J.P. Morgan Securities and a former broker the firm sued for soliciting his old clients have agreed to move their dispute to an arbitration panel at the Financial Industry Regulatory Authority Inc.
On Tuesday, J.P. Morgan Securities filed a complaint and request for a temporary restraining order seeking to stop its former broker, Ryan C. May, from doing business with the firm's clients. The two sides signed a settlement Friday in which the firm dropped that request and both parties agreed to arbitration.
In the original complaint, J.P. Morgan Securities alleged that Mr. May, who is based in Illinois, was "aggressively soliciting J.P. Morgan clients to move their accounts" to him at his new firm, Ameriprise Financial Services Inc. Mr. May moved to Ameriprise in December after nearly 10 years at J.P. Morgan and a predecessor firm.
As part of the settlement, Mr. May is prohibited from soliciting J.P. Morgan clients. However, he can respond to inquiries from J.P. Morgan clients and can work with clients who transfer accounts to Ameriprise. As part of the agreement, he needs to keep a log of client inquiries and return to J.P. Morgan all records, documents and information about clients he had before he resigned.
About two dozen former J.P. Morgan clients, with more than $25 million in assets, have moved their accounts to Mr.

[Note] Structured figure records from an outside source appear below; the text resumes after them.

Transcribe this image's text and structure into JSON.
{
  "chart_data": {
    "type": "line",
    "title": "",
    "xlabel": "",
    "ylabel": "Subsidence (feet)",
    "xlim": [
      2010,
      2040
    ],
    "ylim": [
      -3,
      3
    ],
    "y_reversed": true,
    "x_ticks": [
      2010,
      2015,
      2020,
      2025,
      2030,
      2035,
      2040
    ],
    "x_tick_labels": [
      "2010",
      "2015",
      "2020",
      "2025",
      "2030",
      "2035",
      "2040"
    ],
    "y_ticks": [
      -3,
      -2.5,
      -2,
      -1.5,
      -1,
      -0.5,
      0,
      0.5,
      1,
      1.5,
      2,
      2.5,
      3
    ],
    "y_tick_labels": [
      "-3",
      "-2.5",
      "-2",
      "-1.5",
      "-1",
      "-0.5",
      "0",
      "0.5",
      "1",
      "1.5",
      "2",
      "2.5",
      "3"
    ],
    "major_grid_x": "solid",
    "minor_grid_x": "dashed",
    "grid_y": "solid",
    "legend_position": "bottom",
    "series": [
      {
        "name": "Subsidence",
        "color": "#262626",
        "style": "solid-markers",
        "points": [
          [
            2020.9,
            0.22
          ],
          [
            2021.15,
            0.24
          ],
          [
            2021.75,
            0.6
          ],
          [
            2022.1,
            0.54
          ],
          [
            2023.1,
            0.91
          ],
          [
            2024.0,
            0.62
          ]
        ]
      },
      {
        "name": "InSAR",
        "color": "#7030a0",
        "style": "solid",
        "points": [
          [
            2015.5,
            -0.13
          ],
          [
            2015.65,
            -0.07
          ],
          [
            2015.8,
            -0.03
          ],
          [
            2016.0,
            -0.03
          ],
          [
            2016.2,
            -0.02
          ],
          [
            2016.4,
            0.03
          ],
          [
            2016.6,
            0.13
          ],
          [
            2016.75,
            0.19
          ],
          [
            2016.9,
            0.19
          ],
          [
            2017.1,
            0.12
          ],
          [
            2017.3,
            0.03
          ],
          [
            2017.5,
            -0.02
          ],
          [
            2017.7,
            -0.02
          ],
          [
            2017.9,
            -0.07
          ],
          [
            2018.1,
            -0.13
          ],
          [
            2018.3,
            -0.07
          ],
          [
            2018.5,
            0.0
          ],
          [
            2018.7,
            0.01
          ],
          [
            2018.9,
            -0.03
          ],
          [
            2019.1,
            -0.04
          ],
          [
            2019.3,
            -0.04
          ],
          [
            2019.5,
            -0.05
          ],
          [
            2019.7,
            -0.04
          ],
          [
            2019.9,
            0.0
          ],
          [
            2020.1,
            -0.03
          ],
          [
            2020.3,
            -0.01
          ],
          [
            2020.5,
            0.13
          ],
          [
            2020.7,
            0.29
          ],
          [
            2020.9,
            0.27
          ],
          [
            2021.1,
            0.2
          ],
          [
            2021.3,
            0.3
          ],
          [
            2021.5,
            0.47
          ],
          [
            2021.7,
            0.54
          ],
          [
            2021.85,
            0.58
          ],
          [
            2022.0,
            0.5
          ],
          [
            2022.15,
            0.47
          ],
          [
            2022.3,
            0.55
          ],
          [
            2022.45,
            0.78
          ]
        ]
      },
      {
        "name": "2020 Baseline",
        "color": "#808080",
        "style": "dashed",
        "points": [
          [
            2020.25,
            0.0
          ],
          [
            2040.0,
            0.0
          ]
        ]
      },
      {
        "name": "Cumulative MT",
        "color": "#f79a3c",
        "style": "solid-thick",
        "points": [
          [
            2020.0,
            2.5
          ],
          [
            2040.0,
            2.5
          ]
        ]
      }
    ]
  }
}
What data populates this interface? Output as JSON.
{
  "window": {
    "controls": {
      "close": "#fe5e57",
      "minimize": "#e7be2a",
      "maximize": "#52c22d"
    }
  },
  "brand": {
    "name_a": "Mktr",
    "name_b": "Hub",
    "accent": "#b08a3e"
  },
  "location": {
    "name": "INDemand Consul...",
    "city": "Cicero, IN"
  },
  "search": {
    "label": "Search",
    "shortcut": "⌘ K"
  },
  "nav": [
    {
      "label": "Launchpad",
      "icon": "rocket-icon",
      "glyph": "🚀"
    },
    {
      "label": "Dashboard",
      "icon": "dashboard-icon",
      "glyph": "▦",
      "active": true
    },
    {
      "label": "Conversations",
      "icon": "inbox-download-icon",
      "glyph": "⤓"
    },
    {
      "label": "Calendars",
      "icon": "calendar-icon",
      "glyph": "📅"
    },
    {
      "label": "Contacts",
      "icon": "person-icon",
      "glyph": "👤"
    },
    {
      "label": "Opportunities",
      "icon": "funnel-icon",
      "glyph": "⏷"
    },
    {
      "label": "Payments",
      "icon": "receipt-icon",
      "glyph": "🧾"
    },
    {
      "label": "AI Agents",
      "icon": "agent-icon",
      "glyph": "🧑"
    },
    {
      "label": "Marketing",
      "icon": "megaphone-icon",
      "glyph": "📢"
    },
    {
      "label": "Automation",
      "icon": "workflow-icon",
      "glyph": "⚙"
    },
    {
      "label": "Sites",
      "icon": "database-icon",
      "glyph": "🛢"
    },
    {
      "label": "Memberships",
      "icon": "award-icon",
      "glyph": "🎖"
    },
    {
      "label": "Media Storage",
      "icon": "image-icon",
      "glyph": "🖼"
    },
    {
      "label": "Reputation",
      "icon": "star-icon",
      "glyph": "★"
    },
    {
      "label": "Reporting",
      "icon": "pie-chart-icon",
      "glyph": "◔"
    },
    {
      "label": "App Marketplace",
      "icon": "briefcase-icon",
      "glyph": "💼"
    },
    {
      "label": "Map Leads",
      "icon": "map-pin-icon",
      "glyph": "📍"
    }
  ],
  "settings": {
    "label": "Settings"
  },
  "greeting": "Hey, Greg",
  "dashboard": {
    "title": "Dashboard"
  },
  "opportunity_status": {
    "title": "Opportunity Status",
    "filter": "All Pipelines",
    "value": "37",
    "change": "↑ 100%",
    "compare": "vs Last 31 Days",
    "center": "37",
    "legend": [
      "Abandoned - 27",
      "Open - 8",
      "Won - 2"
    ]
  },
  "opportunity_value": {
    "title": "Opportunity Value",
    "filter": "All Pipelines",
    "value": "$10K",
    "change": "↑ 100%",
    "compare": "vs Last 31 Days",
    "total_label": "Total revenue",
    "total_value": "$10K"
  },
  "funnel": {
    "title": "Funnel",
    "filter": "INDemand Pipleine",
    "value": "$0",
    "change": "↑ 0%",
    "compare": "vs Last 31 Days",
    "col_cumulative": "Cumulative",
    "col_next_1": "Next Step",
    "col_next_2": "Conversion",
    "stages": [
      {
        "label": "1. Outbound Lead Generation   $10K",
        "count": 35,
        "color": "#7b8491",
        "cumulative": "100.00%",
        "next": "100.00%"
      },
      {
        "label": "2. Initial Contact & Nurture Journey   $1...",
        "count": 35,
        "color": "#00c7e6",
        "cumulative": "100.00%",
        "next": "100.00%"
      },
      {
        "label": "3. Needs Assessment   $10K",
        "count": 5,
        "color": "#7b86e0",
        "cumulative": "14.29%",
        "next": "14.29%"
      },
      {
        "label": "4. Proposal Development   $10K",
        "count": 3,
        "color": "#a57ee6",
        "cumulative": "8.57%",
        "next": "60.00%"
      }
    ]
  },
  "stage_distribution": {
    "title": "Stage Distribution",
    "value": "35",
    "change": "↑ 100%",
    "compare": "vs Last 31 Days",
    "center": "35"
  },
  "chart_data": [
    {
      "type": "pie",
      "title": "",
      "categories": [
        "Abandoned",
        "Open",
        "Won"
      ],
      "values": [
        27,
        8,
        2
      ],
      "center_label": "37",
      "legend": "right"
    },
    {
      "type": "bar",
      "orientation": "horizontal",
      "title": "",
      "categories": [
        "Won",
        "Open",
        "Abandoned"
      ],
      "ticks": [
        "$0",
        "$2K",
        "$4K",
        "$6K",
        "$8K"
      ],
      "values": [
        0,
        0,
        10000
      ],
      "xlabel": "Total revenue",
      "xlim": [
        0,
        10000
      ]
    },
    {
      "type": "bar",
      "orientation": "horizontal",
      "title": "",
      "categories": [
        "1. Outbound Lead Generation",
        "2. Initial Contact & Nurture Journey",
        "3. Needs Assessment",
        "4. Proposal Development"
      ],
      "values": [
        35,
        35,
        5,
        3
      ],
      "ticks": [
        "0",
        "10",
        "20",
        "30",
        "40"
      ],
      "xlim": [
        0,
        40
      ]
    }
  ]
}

May at Ameriprise, according to the complaint, which was filed in U.S. District Court in the Northern Division of Illinois. He had clients with a total of almost $160 million in assets "assigned" to him at J.P. Morgan, according to the complaint.
Mr. May said he could not comment on the matter because it was still ongoing. A spokeswoman for J.P. Morgan Securities, Elizabeth Seymour, also declined to comment.
"If the damage is already done and the assets are out the door, it's sometimes better for the firm to go to Finra arbitration," said James Heavey, a partner at Barton LLP. "And the firm gets what it wants, which is stopping the broker from calling clients."
Ameriprise and J.P. Morgan Securities, at least for some of its brokers,
remain in the broker protocol for recruiting agreement, which allows brokers to carry limited client information with them when they move to a new firm, provided they follow the guidelines laid out in the protocol agreement.